Researchers at the University of Illinois at Urbana-Champaign believe they may have brought cancer detection into the digital age, and at an affordable price.
The gold standard of tissue pathology is to add dyes or stains so that pathologists can see the shapes and patterns of the cells under a microscope. However, it can be difficult to distinguish cancer from healthy tissue or to pinpoint the boundaries of a tumor, and in many cases diagnosis is subjective.
Infrared microscopy can measure the molecular composition of tissue and provide quantitative measures that can distinguish cell types, but infrared microscopes are expensive and the samples require special preparation and handling, making them impractical for many clinical and research settings.

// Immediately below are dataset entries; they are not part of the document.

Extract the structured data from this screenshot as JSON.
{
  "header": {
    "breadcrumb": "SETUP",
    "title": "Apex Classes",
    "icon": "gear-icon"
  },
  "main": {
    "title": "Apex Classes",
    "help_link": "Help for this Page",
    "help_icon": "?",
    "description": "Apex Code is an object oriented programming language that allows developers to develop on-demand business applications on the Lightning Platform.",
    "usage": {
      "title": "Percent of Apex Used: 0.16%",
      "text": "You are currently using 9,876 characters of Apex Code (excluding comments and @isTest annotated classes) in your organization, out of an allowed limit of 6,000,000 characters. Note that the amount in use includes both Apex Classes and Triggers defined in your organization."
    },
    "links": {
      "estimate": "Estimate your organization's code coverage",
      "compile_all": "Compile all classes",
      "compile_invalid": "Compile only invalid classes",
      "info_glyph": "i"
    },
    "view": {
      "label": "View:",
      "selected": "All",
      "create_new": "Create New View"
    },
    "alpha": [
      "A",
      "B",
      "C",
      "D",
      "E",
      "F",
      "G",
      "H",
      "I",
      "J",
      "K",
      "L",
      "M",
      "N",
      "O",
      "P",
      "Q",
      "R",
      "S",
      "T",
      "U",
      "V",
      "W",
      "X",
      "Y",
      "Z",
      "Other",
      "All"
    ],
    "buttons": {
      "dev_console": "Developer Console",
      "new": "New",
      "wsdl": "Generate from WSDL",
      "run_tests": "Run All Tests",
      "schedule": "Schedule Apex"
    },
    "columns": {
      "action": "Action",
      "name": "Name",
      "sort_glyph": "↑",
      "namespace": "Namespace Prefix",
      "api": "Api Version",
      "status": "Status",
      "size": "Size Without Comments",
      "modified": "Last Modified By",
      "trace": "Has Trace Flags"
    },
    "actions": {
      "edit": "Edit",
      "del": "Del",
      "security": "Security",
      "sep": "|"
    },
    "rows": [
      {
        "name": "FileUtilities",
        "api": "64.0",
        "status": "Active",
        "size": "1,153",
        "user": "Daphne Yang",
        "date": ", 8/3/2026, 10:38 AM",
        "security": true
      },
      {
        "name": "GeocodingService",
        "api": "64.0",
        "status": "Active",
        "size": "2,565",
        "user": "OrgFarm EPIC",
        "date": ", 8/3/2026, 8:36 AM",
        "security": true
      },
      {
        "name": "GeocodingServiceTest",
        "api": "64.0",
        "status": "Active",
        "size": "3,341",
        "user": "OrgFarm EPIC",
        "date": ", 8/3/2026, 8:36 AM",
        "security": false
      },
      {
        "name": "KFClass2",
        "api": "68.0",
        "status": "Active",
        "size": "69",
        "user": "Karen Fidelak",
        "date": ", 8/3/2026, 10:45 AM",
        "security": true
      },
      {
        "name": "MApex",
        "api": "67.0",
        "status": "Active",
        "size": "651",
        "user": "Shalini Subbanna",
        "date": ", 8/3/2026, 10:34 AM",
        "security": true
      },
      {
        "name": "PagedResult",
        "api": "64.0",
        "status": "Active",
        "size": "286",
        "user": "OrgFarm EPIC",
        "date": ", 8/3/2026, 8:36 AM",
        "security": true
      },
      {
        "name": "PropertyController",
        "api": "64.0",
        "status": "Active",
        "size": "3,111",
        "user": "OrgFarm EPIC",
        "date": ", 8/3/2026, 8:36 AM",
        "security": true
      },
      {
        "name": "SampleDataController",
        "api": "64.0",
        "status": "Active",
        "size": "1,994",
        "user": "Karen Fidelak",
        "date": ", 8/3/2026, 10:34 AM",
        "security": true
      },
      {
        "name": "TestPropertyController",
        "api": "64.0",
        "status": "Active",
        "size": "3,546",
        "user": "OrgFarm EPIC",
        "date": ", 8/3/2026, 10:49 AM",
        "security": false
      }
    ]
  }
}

The Illinois researchers sought to glean more information about the underlying molecular changes that drive cancer than the traditional dye method could provide, and to make such technology affordable. They developed a hybrid microscope by adding an infrared laser and a specialized microscope lens, called an interference objective, to an optical camera. The infrared-optical hybrid measures both infrared data and a high-resolution optical image with a light microscope — the kind that’s ubiquitous in clinics and labs.
“We built the hybrid microscope from off-the-shelf components,” said Martin Schnell, a postdoctoral fellow in the research group and first author of the paper, in a news release. “This is important because it allows others to easily build their own microscope or upgrade an existing microscope,”
Combining the two techniques harnesses the strengths of both, the researchers said. The hybrid microscope has the high resolution, large field-of-view and accessibility of an optical microscope. Furthermore, infrared data can be analyzed computationally, without adding any dyes or stains that can damage tissues. Software can recreate different stains or even overlap them to create a more complete, all-digital picture of what’s in the tissue.
The researchers verified their microscope by imaging breast tissue samples, both healthy and cancerous, and comparing the results of the hybrid microscope’s computed “dyes” with those from the traditional staining technique. The digital biopsy closely correlated with the traditional one.
Furthermore, the researchers found that their infrared-optical hybrid outperformed state-of-the-art in infrared microscopes in several ways: It has 10 times larger coverage, greater consistency and four times higher resolution, allowing infrared imaging of larger samples, in less time, with unprecedented detail.
“Infrared-optical hybrid microscopy is widely compatible with conventional microscopy in biomedical applications,” Schnell said. “We combine the ease of use and universal availability of optical microscopy with the wide palette of infrared molecular contrast and machine learning. And by doing so, we hope to change how we routinely handle, image and understand microscopic tissue structure.”
The researchers plan to continue refining the computational tools used to analyze the hybrid images. They are working to optimize machine-learning programs that can measure multiple infrared wavelengths, creating images that readily distinguish between multiple cell types, and integrate that data with the detailed optical images to precisely map cancer within a sample. They also plan to explore further applications for hybrid microscope imaging, such as forensics, polymer science and other biomedical applications.
“It is very intriguing what this additional detail can offer in terms of pathology diagnoses,” said bioengineering professor Rohit Bhargava, director of the Cancer Center at Illinois and leader of the research group. “This could help speed up the wait for results, reduce costs of reagents and people to stain tissue, and provide an ‘all-digital’ solution for cancer pathology.”
The group published its results in the Proceedings of the National Academy of Sciences. The National Institutes of Health supported this work.